Air Quality Presentation

Author

Yalaguresh G and Bangali Vikas

Introduction

  • Air quality analysis using IQAir dataset
  • 100 cities across years (2017–2025)
  • Focus on PM2.5 pollution

Dataset

  • Source: IQAir
  • Variables:
    • City
    • Country
    • PM2.5 values
  • Multi-year dataset

Objective

  • Analyze pollution trends
  • Compare cities
  • Visualize using ggplot2

Load Data

library(readxl)
library(dplyr)

Attaching package: 'dplyr'
The following objects are masked from 'package:stats':

    filter, lag
The following objects are masked from 'package:base':

    intersect, setdiff, setequal, union
library(tidyr)
library(ggplot2)

# Load dataset
data <- read_excel("C:/Users/Yalaguresh/Downloads/air_quality_100.xlsx")

# Convert to long format
data_long <- data %>%
  pivot_longer(
    cols = `2017`:`2025`,
    names_to = "Year",
    values_to = "PM25"
  )

data_long$Year <- as.numeric(data_long$Year)

PM2.5 Distribution

ggplot(data, aes(x=`2025`)) +
  geom_histogram(binwidth=10, fill="red") +
  labs(title="PM2.5 Distribution (2025)")

Top Polluted Cities

top10 <- data %>%
  arrange(desc(`2025`)) %>%
  slice(1:10)

ggplot(top10, aes(x=reorder(City, `2025`), y=`2025`)) +
  geom_bar(stat="identity", fill="blue") +
  coord_flip() +
  labs(title="Top 10 Polluted Cities")

Time-Series Trend

selected <- data_long %>%
  filter(City %in% c("Delhi", "Lahore", "Hotan", "Loni"))

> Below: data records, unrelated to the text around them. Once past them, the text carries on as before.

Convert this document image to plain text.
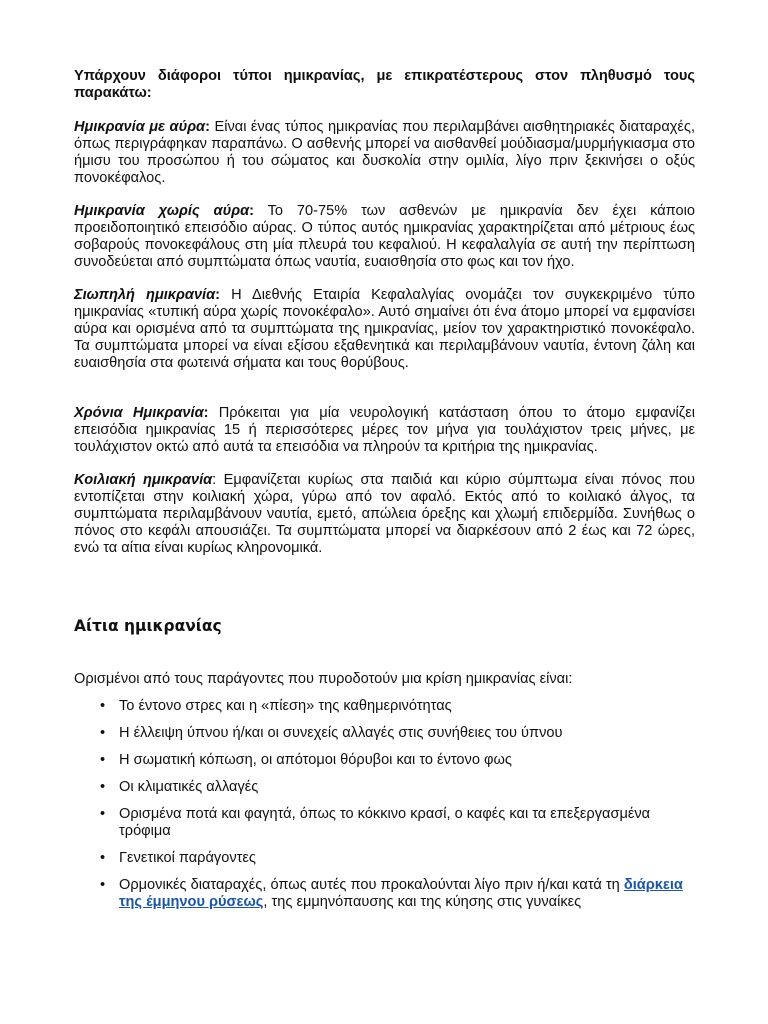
Υπάρχουν διάφοροι τύποι ημικρανίας, με επικρατέστερους στον πληθυσμό τους παρακάτω:

Ημικρανία με αύρα: Είναι ένας τύπος ημικρανίας που περιλαμβάνει αισθητηριακές διαταραχές, όπως περιγράφηκαν παραπάνω. Ο ασθενής μπορεί να αισθανθεί μούδιασμα/μυρμήγκιασμα στο ήμισυ του προσώπου ή του σώματος και δυσκολία στην ομιλία, λίγο πριν ξεκινήσει ο οξύς πονοκέφαλος.

Ημικρανία χωρίς αύρα: Το 70-75% των ασθενών με ημικρανία δεν έχει κάποιο προειδοποιητικό επεισόδιο αύρας. Ο τύπος αυτός ημικρανίας χαρακτηρίζεται από μέτριους έως σοβαρούς πονοκεφάλους στη μία πλευρά του κεφαλιού. Η κεφαλαλγία σε αυτή την περίπτωση συνοδεύεται από συμπτώματα όπως ναυτία, ευαισθησία στο φως και τον ήχο.

Σιωπηλή ημικρανία: Η Διεθνής Εταιρία Κεφαλαλγίας ονομάζει τον συγκεκριμένο τύπο ημικρανίας «τυπική αύρα χωρίς πονοκέφαλο». Αυτό σημαίνει ότι ένα άτομο μπορεί να εμφανίσει αύρα και ορισμένα από τα συμπτώματα της ημικρανίας, μείον τον χαρακτηριστικό πονοκέφαλο. Τα συμπτώματα μπορεί να είναι εξίσου εξαθενητικά και περιλαμβάνουν ναυτία, έντονη ζάλη και ευαισθησία στα φωτεινά σήματα και τους θορύβους.

Χρόνια Ημικρανία: Πρόκειται για μία νευρολογική κατάσταση όπου το άτομο εμφανίζει επεισόδια ημικρανίας 15 ή περισσότερες μέρες τον μήνα για τουλάχιστον τρεις μήνες, με τουλάχιστον οκτώ από αυτά τα επεισόδια να πληρούν τα κριτήρια της ημικρανίας.

Κοιλιακή ημικρανία: Εμφανίζεται κυρίως στα παιδιά και κύριο σύμπτωμα είναι πόνος που εντοπίζεται στην κοιλιακή χώρα, γύρω από τον αφαλό. Εκτός από το κοιλιακό άλγος, τα συμπτώματα περιλαμβάνουν ναυτία, εμετό, απώλεια όρεξης και χλωμή επιδερμίδα. Συνήθως ο πόνος στο κεφάλι απουσιάζει. Τα συμπτώματα μπορεί να διαρκέσουν από 2 έως και 72 ώρες, ενώ τα αίτια είναι κυρίως κληρονομικά.

Αίτια ημικρανίας

Ορισμένοι από τους παράγοντες που πυροδοτούν μια κρίση ημικρανίας είναι:

• Το έντονο στρες και η «πίεση» της καθημερινότητας
• Η έλλειψη ύπνου ή/και οι συνεχείς αλλαγές στις συνήθειες του ύπνου
• Η σωματική κόπωση, οι απότομοι θόρυβοι και το έντονο φως
• Οι κλιματικές αλλαγές
• Ορισμένα ποτά και φαγητά, όπως το κόκκινο κρασί, ο καφές και τα επεξεργασμένα τρόφιμα
• Γενετικοί παράγοντες
• Ορμονικές διαταραχές, όπως αυτές που προκαλούνται λίγο πριν ή/και κατά τη διάρκεια της έμμηνου ρύσεως, της εμμηνόπαυσης και της κύησης στις γυναίκες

ggplot(selected, aes(x=Year, y=PM25, color=City, group=City)) +
  geom_line(size=1.2) +
  geom_point()
Warning: Using `size` aesthetic for lines was deprecated in ggplot2 3.4.0.
ℹ Please use `linewidth` instead.

Key Findings

  • High pollution in India, Pakistan, China
  • PM2.5 levels exceed WHO limits
  • Pollution trends remain high

Conclusion

  • Air pollution is a serious issue
  • Requires strict environmental policies
  • Data visualization helps in understanding trends